Резкий порыв сентябрьского ветра сорвал с деревьев желтые листья и оросил ими Арана. Он хмуро поднял голову, замедляя шаг, погружаясь в самый центр листопада. Он совсем остановился и нахмурился сильнее, глядя на трепыхающиеся на ветру листья. Это ему что-то напоминало, но он не смог прийти ни к каким картинкам в памяти, где он мог встречать подобные ощущения от обычного листопада, и тогда раздраженно хмыкнул себе под нос и уже целенаправленно, но без желания направился к университету.
Он обучался на юридическом факультете, и история его поступления до сих пор приводила Арана в тупик. Ему никогда не хотелось становиться адвокатом, или юристом, или даже нотариусом. Но далекие в прошлом намеки на профессию археолога или хотя бы специалиста в туризме в корне отметались родителями, которые всегда следили за выбором будущего обоих сыновей и понимали, что потакание подростковым капризам может стоить карьеры и благополучной обеспеченной жизни. Каждый раз, когда Аран начинал тему выбора образования с Овидом, разговор неизменно заканчивался обвинительным напоминанием о том, на какие жертвы идут родители ради будущего своих трех детей, отдавая здоровье, все свои силы и средства на хорошее образование сыновей и дочери. После года обучения Аран однажды проснулся и почувствовал себя крайне меланхоличным и безразличным до всего человеком, постоянно пребывающим в апатии и непонятной усталости, и перестал возвращаться к теме выбора своего будущего, полностью смирившись с выбранным за него настоящим.
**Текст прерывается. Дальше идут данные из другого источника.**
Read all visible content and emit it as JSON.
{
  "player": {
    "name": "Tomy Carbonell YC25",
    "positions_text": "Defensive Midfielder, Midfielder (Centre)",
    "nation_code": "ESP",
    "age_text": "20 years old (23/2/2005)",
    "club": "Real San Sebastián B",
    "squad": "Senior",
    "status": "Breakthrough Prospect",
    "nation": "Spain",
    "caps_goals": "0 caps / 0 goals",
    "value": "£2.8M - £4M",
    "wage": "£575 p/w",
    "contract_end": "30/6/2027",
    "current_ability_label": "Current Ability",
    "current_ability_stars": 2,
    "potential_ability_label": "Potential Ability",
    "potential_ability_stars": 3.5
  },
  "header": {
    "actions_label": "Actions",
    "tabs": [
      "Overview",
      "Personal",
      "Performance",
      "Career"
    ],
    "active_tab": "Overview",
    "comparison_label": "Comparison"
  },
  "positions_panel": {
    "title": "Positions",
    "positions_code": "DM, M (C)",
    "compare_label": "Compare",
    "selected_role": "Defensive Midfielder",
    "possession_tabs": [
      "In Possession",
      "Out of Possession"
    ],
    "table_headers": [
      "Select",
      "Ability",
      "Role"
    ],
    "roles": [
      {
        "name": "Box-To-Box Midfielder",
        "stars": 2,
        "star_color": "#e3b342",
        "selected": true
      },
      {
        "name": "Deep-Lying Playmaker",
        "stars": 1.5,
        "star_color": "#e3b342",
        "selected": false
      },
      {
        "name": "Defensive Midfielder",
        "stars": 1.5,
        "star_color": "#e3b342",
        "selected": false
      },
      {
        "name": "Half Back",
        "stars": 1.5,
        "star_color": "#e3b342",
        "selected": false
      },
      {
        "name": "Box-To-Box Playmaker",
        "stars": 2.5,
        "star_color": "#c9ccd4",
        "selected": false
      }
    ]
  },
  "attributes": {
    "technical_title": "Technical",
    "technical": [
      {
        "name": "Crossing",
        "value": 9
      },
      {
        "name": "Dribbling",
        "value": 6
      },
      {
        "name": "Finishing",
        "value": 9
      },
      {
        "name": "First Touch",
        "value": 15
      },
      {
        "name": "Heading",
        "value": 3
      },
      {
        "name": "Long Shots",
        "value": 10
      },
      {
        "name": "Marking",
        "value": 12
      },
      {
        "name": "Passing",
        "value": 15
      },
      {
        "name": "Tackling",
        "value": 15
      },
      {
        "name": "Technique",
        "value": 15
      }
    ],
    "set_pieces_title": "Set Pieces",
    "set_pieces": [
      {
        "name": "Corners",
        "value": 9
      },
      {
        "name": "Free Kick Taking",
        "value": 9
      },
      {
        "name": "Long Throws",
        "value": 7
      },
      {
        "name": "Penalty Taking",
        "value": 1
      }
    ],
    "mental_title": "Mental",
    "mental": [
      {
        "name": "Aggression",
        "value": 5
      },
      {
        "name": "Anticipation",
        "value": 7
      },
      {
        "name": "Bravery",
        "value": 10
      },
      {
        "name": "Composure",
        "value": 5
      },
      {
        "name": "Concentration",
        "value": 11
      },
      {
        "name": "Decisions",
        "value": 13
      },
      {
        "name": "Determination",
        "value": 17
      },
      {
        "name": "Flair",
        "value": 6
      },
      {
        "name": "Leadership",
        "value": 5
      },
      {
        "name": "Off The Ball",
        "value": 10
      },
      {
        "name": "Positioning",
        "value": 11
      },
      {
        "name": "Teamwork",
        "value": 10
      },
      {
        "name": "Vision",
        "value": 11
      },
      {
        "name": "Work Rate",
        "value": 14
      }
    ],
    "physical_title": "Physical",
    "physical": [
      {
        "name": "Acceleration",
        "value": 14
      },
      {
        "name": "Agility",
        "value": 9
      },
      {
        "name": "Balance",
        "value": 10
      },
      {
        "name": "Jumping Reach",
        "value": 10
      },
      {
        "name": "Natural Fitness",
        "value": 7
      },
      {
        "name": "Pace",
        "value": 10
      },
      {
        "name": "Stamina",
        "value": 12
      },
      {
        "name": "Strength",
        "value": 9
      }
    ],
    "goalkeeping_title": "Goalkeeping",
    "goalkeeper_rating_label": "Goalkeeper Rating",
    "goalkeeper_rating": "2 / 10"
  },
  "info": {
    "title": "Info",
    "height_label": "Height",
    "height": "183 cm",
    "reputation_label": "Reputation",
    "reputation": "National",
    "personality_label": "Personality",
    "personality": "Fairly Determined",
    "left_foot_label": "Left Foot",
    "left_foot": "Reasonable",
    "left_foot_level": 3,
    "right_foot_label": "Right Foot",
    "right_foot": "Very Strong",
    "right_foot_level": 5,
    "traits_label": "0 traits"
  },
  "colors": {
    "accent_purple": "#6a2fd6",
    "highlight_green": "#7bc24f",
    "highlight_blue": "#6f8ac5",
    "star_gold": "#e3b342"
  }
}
Он подошел к серому четырехэтажному зданию, отдельными пристройками разделенному на несколько огромных отсеков по факультетам, остановился перед кованым железным ограждением, чтобы еще не быть причисленным к территории университета, и закурил. Время от времени он кивал в приветствии своим проходящим мимо сокурсникам и поглядывал на небо, стараясь не думать о предстоящей учебе.
– Зд-дра-австуй, Аран, – услышал он за спиной знакомый голос и, выдыхая сигаретный дым вверх, не спеша повернулся к стоящему перед ним молодому человеку в круглых очках. Аран лениво улыбнулся и протянул ему пачку сигарет:
– Здорово, Нэти. Будешь курить?
– Ты же зн-зна-аешь, Аран, что я не к-курю.
– Знаю, знаю, – Аран поднял обе руки и сунул пачку обратно в карман. – Подумал, вдруг все-таки решил начать.
Натаниель Гоббинс, которого Аран всегда звал Нэти, был его сокурсником и лучшим студентом, возможно, всего юридического факультета. Он всегда знал на порядок больше даже некоторых старшекурсников и своим внешним видом, прилежным и крайне дисциплинированным поведением являлся полной противоположностью Арану. Несмотря на его сильное заикание, его никто не мог переспорить ни по одному юридическому вопросу, а всегда до блеска начищенные ботинки, приглаженные воском волосы и идеально выглаженная белая рубашка с галстуком переносили Нэта в особый мир адвокатской идеологии, где уже никто и не пытался с ним тягаться хотя бы по мнимым внешним признакам идеального адвоката. Однако между Нэтом и Араном была одна общая черта. И того и другого всегда можно было увидеть в одиночестве, но если с Нэтом Гоббинсом никто не хотел общаться ввиду его нудного характера и чрезмерно правильного отношения ко всему, то Аран к дружеским отношениям с кем-либо не стремился сам.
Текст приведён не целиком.